Gill concluded: “We urge the Government to implement a comprehensive plan engaging all stakeholders: including education, training, and business sectors. Without assistance, the skills mismatch will continue, and employers will lose out on the innovative, talented workforce they crucially need to grow. As technology continues to advance, the labour market is transforming, and the skills gaps will only become more acute. Failing to address this now may worsen skill gaps and unemployment to unsalvageable levels, impeding our nation’s economic growth and resilience. Urgent action needs to be taken to reverse this worrying trend, and to help people who want to play a crucial role in our economic recovery.”

Jonathan Firth, VP Recruitment Solutions at LHH: 

“Coupled with a slightly lower employment rate and a dip in the number of vacanciesfor the 21st consecutive period, the latest ONS data paints a picture of evolving dynamics in our workforce landscape, signalling a need for adaptability and strategic talent acquisition. 

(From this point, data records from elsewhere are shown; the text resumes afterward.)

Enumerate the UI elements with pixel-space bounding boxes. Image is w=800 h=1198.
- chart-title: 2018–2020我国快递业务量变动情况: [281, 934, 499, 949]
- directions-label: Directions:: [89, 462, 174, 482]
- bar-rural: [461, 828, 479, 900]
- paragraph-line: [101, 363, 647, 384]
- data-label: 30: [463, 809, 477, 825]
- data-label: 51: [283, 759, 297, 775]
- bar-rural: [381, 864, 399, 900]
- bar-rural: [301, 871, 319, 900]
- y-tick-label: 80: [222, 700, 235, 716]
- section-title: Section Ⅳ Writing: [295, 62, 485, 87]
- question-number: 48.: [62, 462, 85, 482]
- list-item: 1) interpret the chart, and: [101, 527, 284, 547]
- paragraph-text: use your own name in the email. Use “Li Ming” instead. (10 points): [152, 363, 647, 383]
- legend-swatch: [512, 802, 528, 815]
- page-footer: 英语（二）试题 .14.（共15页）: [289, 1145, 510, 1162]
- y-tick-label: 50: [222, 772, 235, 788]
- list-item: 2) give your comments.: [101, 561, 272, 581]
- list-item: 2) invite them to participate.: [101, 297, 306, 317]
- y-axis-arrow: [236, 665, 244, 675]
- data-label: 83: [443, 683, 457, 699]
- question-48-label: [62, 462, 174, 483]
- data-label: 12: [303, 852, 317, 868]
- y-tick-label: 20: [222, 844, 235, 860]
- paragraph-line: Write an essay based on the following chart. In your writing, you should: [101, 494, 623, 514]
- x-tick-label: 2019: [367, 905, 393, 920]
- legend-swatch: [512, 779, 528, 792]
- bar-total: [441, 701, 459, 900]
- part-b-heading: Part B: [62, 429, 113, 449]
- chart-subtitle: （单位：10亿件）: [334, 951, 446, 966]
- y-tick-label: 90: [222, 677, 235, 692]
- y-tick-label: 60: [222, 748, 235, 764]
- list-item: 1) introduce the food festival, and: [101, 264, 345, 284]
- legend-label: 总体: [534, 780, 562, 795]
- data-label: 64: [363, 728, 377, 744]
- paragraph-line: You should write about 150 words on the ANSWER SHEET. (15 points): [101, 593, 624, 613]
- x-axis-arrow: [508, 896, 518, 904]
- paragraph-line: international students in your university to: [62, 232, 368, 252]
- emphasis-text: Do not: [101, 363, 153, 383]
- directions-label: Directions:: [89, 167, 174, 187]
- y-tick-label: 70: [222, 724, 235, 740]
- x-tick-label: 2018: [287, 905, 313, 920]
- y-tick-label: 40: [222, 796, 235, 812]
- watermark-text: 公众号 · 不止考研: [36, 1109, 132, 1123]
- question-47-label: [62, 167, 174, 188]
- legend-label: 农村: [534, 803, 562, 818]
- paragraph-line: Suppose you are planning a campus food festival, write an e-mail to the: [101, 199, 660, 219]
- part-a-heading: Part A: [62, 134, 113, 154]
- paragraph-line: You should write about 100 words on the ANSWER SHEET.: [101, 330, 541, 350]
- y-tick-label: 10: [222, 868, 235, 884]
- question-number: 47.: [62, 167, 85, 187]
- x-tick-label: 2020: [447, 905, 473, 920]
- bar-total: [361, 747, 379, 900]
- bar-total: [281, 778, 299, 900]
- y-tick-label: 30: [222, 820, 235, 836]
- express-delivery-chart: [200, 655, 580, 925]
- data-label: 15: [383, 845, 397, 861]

“Talented individuals not only contribute to innovation and productivity but also play a crucial role in steering companies through turbulent times. Businesses need to prioritise attracting top talent and invest in initiatives to showcase their unique value propositions to potential candidates. As the competition for skilled professionals intensifies, companies must differentiate themselves as employers of choice.  

“This involves not only offering competitive compensation packages and flexible working arrangements, but also fostering inclusive workplace cultures that promote growth and development – particularly as in 2022, only 54% of global workers stated that they were satisfied with their career development opportunities.”